建築と植物の関わりに焦点を当てた特集は10ページにおよび,乙庭の太田さんと共に設計段階から進めてきた植栽計画が紹介されている.

「仕事机の上に,ハラハラと花びらが落ちてきて」とか「揺れる木陰の下で本を読めたら」という私の感覚的な欲求は,太田さんとの協働で具現化され,さらには,嗅覚,触覚,味覚などを重層的に重ね合わせた植栽の設計図へと発展していった.1月の竣工時には静かだった庭も,雑誌の撮影をして頂いた7月には百草繚乱の様相となり,その野的な風景について誌面で丁寧に解説されている.
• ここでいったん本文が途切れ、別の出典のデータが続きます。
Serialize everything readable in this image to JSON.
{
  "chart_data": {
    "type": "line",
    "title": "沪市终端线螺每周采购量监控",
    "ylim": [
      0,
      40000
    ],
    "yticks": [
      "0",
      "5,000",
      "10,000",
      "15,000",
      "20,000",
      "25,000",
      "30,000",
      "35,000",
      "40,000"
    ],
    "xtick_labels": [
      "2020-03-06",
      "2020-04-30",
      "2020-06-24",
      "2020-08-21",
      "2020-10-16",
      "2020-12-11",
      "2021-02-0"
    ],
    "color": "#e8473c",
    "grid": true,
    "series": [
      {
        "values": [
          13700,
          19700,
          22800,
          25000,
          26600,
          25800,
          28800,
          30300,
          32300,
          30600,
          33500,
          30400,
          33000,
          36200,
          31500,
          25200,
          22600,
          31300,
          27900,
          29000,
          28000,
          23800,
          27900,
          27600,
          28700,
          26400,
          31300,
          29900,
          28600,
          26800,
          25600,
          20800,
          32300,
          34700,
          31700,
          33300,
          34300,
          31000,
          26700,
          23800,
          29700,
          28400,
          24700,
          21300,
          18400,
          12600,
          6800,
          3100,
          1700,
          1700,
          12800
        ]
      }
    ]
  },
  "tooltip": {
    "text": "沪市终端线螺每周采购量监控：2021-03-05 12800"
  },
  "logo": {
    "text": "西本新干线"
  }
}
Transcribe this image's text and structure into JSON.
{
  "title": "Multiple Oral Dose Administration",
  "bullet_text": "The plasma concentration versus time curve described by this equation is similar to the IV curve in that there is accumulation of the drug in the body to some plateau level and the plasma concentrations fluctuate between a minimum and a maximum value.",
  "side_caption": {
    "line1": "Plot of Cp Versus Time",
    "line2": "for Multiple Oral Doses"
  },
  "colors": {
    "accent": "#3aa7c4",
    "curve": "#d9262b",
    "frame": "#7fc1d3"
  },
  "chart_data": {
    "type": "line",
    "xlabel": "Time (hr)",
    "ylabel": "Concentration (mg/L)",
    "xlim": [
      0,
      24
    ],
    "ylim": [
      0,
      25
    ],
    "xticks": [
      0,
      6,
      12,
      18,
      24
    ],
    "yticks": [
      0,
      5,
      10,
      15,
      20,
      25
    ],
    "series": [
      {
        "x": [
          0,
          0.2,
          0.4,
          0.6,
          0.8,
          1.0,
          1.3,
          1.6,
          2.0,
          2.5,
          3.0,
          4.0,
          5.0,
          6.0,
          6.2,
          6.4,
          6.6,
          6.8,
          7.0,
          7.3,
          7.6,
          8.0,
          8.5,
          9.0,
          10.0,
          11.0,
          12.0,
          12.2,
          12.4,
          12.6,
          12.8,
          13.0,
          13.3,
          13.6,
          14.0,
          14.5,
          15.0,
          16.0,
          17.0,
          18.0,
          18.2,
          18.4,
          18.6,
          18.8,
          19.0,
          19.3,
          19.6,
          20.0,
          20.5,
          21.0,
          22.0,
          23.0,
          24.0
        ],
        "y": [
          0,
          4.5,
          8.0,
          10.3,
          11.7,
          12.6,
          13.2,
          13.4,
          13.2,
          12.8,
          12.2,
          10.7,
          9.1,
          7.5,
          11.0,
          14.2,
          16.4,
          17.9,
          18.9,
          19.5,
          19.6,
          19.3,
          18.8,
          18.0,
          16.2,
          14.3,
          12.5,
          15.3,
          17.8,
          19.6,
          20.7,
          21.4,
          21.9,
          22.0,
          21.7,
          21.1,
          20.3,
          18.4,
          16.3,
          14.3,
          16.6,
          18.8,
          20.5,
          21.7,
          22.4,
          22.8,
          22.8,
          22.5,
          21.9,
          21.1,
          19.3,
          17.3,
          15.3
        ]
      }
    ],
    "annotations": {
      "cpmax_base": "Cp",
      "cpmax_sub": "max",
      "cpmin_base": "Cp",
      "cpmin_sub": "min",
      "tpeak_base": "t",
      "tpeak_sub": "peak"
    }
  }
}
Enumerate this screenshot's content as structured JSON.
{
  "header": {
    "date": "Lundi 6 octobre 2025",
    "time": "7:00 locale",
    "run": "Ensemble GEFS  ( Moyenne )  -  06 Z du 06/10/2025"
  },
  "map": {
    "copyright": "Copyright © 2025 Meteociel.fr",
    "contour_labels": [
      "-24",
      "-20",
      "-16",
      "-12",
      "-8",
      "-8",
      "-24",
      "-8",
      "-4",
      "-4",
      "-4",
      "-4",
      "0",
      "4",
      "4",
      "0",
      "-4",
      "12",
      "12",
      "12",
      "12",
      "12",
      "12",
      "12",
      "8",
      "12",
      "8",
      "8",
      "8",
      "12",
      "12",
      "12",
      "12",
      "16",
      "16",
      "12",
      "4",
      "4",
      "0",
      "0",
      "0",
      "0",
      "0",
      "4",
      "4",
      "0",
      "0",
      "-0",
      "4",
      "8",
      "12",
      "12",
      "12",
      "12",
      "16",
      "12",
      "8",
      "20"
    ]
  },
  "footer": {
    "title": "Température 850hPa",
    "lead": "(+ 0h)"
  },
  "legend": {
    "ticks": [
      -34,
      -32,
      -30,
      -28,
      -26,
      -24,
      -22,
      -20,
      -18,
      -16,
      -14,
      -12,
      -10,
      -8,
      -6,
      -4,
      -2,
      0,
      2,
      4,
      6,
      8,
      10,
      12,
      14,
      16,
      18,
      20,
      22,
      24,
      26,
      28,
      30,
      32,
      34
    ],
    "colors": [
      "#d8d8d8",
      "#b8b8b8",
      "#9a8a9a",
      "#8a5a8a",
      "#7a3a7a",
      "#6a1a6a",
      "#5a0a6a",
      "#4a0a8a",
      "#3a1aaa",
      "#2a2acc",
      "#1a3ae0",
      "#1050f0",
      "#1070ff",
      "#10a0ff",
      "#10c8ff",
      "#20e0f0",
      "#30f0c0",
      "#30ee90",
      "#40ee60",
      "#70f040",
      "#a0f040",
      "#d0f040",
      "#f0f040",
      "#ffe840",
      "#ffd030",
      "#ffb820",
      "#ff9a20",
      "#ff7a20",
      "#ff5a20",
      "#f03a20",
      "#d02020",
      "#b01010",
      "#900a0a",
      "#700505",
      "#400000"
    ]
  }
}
地中のミネラル分や空気中の二酸化炭素が,様々な色や形や香りを持つ物質に変化して,にょきにょきと地上に現れる.それが生物としての植物の姿だ.なんという不思議だろう.この豊かで多様なメカニズムを制御し,一つの生き物の小さな社会を庭に出現させるのが造園家の仕事.
庭という,人がある意図を持って作る生態系は自然とは違う.乙庭の太田さんがここで作りあげた植物の社会は,人の動線やそれぞれの空間の質と呼応するように,緻密に意図されていることが誌面から伝わってくる.